Daily BriefsMost Read

Most Read: Kito Corporation, Hyundai Heavy Industries, Bharat Electronics, Brambles Ltd, KT Corp and more

In today’s briefing:

  • Kito (6409) Goes Private. Again. This Time With KKR, But Watch the Register
  • Block Deal Sale of Hyundai Heavy Industries
  • NIFTY100 Index Rebalance Preview: Five Potential Changes in September
  • Brambles (BXB AU): Where Could CVC’s Bid Come In?
  • SK Telecom Nearing Zero Foreign Room &  May Spark Alternative Trading for KT Corp

Kito (6409) Goes Private. Again. This Time With KKR, But Watch the Register

By Travis Lundy

  • Kito Corporation (6409 JP) was taken private in 2003. It was re-IPOed by Carlyle in 2007 but Konecranes stayed an investor until 2016. Then it unwound.
  • Today, Kito announced the best results since pre-covid and forecasts for growth. They also announced KKR unit Crosby would launch a Tender to buy them out at a 62% premium.
  • Shareholder structure is highly unusual, and interesting to boot, especially looking at the most recent arrival in the top two. The fact there is a break fee is… telling.

Block Deal Sale of Hyundai Heavy Industries

By Douglas Kim

  • After the market close today, Korea Shipbuilding & Offshore Engineering announced that will sell 1.7% of its shares (1.5 million shares) in Hyundai Heavy Industries in a block deal.
  • The block deal sale is expected to take place on the morning of 17 May. The block deal price is expected to be 120,650 won.
  • We would take this deal as we believe this sale is likely to have a short term positive impact on HHI and increase the free float of HHI.

NIFTY100 Index Rebalance Preview: Five Potential Changes in September

By Brian Freitas


Brambles (BXB AU): Where Could CVC’s Bid Come In?

By Brian Freitas

  • Brambles Ltd (BXB AU) is in preliminary discussions for CVC to acquire all shares in the company. Media speculation indicates the bid would be at an Enterprise Value > A$20bn.
  • Brambles Ltd (BXB AU) trades cheaper than its peers and a bid at an EV/EBITDA of 9x would imply a buyout price of A$12.84/share, a 23.1% premium to last close.
  • At the last traded price of A$11.58/share, there is upside. Especially if other private equity investors enter the fray. Buy on weakness; hedge market risk with ASX200 futures.
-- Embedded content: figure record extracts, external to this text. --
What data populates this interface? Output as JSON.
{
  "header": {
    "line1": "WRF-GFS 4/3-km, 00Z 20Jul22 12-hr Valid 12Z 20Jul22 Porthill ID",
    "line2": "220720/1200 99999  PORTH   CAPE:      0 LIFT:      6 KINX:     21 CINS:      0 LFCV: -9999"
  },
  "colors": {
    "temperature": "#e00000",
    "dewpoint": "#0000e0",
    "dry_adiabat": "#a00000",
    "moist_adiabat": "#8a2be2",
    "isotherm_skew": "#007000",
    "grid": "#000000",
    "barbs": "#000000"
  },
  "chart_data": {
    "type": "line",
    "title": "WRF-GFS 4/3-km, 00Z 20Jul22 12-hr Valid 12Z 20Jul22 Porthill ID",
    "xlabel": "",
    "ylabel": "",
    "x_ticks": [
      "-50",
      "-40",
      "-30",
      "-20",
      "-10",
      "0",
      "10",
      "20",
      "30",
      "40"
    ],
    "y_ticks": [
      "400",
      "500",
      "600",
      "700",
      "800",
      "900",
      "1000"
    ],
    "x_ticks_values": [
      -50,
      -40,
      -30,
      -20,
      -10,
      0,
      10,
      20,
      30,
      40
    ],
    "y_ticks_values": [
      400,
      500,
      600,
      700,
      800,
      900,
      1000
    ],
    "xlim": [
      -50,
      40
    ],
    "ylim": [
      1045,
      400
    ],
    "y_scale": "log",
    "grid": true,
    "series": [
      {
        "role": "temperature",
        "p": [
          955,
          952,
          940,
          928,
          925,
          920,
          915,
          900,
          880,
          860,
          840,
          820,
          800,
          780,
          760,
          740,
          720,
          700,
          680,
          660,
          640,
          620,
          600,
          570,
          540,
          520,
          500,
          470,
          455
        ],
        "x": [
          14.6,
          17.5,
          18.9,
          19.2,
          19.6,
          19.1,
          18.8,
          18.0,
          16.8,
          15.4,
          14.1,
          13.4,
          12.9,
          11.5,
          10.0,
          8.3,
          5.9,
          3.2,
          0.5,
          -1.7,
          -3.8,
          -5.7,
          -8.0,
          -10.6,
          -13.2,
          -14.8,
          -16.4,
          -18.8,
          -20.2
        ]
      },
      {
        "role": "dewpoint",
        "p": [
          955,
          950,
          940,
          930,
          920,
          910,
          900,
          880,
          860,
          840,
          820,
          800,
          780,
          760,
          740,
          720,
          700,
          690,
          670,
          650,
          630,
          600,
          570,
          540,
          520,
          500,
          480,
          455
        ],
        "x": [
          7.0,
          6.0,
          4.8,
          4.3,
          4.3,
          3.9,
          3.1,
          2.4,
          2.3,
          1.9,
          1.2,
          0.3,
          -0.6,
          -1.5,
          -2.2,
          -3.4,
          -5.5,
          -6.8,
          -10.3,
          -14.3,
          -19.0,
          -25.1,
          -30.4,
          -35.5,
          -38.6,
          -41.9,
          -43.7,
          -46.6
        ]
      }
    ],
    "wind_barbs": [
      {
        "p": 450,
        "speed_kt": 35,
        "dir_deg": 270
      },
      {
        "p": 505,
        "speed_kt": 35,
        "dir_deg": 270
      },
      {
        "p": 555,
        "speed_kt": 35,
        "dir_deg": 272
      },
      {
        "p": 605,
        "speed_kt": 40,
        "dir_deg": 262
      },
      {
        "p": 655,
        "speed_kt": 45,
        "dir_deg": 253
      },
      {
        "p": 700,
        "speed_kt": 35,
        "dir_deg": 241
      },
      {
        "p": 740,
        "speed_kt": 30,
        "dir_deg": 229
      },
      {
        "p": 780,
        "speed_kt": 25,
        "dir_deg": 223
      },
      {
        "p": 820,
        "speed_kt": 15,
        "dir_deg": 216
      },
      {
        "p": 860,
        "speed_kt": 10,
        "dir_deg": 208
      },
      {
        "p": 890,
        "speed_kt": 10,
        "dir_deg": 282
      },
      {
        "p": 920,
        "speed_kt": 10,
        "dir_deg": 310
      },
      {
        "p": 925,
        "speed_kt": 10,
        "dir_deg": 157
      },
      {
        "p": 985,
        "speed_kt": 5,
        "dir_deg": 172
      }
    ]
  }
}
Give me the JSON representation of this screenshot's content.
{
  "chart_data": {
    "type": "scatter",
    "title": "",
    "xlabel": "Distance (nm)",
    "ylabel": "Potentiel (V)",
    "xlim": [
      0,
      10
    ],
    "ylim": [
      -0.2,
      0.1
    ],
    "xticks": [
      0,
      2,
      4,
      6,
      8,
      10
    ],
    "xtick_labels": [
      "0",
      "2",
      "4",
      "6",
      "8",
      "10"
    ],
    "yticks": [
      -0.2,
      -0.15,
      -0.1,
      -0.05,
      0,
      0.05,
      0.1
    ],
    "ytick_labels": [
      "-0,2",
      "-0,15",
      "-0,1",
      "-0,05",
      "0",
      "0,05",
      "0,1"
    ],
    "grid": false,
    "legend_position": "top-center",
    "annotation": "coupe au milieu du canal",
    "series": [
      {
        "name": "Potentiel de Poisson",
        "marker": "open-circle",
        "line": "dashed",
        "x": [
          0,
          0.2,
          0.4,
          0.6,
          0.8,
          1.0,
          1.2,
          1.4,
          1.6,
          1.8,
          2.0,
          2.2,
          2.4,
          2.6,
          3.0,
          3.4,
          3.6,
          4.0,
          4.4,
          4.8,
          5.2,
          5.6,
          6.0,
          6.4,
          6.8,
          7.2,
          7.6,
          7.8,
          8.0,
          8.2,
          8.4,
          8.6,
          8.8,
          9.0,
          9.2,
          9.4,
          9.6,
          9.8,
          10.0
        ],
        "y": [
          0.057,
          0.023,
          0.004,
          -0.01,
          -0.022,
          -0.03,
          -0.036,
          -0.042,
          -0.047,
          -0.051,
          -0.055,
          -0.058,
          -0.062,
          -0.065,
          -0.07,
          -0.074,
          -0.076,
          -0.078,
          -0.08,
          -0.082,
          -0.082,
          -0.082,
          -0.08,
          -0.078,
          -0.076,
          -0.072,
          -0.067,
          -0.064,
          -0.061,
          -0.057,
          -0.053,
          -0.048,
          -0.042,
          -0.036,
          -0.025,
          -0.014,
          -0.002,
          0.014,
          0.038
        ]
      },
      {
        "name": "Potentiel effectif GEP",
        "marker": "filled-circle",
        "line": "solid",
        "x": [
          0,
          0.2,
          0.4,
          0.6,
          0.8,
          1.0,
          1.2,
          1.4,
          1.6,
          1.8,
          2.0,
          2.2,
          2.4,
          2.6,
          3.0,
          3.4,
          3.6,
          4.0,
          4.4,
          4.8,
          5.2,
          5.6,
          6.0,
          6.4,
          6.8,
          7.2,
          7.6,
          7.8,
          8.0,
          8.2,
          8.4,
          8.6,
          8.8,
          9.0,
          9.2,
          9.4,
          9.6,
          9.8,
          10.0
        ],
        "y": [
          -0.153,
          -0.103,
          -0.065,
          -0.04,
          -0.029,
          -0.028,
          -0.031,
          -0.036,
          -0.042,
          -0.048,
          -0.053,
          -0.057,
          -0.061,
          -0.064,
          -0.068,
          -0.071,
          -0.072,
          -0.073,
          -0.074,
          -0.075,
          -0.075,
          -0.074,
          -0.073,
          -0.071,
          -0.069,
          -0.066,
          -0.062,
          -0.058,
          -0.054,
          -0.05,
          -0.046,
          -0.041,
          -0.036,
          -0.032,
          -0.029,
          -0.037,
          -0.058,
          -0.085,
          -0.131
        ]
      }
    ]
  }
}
SK Telecom Nearing Zero Foreign Room &  May Spark Alternative Trading for KT Corp

By Sanghyun Park

  • What immediate impact will SKT’s zero foreign room have? The recent trading theme that the local market is paying attention to is the alternative purchase of KT instead of SKT.
  • The recent driving force behind SKT’s foreign buying is the growing market preference for defensive stocks with high dividend yields. And KT also meets this condition.
  • However, SKT’s foreign room may turn around temporarily: 1. SKT’s deletion possibility from the MSCI through a special change and 2. the FTSE investability down-weight at the June QIR.